Zahlreiche Länder betroffen

Der Schwede Dan Egerstad aus Malmö, nach eigenen Angaben ein freiberuflicher Sicherheitsberater, hat die Daten auf seiner Internetseite veröffentlicht. Betroffen sind demnach die Vertretungen zahlreicher Länder, unter anderem die Botschaften von Indien, Russland und Iran in Staaten rund um den Globus. Zudem sind das Büro des Dalai Lama, die britische Visa-Behörde in Nepal und mehrere Non- Profit-Organisationen genannt.

Egerstad sagte in einem Gespräch mit der Deutschen Presse-Agentur dpa am Freitag, er wolle mit der Veröffentlichung auf die gravierenden Sicherheitsprobleme aufmerksam machen und die verschiedenen Organisationen dazu bewegen, ihre Mail-Konten abzusichern.

Niemand hat zugehört

«Ich habe eine ganze Reihe der betroffenen Leute kontaktiert, aber sie haben mir nicht zugehört», begründete er den ungewöhnlichen Schritt. Insgesamt habe er die Zugangsdaten zu rund 1000 Postfächern ausgelesen. Wie Egerstad an die Informationen gelangt ist, will er bislang nicht offenbaren. «Es war sehr leicht, ich bin über die Daten gestolpert», sagte er nur.
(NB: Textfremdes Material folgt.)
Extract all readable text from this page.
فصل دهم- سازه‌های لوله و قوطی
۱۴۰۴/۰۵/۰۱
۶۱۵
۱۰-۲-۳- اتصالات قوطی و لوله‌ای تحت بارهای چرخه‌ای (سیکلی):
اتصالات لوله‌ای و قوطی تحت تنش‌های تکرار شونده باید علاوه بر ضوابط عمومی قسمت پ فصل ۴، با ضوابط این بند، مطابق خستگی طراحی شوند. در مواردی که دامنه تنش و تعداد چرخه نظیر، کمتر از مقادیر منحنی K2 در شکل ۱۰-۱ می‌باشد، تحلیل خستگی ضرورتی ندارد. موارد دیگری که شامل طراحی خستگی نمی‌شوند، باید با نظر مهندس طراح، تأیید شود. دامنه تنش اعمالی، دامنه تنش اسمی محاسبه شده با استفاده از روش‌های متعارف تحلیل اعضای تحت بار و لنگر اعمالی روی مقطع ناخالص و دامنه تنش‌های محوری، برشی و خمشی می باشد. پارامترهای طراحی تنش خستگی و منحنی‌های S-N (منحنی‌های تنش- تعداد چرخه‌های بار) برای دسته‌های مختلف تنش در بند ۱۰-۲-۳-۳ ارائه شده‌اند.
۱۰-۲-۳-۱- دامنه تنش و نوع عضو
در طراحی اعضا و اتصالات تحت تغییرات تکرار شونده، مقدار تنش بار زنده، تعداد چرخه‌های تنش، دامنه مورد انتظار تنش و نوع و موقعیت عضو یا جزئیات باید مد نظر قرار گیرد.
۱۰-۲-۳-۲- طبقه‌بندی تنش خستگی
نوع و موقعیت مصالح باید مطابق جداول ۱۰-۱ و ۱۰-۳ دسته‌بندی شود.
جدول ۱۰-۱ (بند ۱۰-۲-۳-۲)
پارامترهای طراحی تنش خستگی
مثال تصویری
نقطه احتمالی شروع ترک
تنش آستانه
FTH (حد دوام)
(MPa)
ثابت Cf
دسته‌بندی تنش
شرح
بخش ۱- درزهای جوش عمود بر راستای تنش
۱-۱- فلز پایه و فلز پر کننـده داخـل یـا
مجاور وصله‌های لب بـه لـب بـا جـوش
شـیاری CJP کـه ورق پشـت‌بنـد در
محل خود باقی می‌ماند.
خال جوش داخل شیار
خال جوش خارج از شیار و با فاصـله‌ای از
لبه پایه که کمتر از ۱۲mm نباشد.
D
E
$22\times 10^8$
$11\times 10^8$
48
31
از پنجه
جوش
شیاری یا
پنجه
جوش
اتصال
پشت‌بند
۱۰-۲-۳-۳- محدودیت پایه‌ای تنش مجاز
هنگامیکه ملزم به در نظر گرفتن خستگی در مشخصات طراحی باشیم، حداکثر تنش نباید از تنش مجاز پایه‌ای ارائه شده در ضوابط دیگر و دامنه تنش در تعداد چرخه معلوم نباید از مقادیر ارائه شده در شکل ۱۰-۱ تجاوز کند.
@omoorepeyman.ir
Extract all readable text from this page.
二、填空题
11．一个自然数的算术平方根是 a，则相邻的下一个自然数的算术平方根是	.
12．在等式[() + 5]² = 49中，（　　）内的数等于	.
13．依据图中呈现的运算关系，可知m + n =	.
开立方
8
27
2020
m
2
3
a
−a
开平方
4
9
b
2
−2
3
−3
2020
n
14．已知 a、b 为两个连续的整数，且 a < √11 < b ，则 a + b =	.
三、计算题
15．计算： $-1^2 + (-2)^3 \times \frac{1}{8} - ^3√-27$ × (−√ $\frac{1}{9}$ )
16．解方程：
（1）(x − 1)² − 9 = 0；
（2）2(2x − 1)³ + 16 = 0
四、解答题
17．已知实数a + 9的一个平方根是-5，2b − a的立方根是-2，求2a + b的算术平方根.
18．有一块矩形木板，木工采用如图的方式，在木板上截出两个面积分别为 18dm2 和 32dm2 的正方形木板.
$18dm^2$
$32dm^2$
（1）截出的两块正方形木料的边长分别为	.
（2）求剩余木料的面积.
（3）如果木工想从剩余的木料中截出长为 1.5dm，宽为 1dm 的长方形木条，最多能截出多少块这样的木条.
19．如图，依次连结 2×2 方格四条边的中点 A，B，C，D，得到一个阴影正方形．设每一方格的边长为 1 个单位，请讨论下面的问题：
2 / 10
Die russische Botschaft in Schweden räumte einem Bericht der Zeitschrift «Computer Sweden» zufolge die Sicherheitslücke ein; sie sei mittlerweile beseitigt. Die Zeitung «Indian Express» schreibt, eigene Mitarbeiter hätten Dokumente aus dem Postfach des indischen
Botschafters in China herunterladen können. Zudem habe man bei der Vertretung in Berlin eine Mail indischer Studenten gefunden, die sich nach den fremdenfeindlichen Ausschreitungen im sächsischen Mügeln über die Sicherheit in Deutschland erkundigten.

Egerstad forderte Betroffene auf, ihn zu kontaktieren - er werde die Lösung des Problems kostenlos erklären. Kommerzielle Ziele verfolge er mit der Veröffentlichung nicht: «Ich bin glücklich mit meiner Arbeit und habe genug zu tun.» (dpa)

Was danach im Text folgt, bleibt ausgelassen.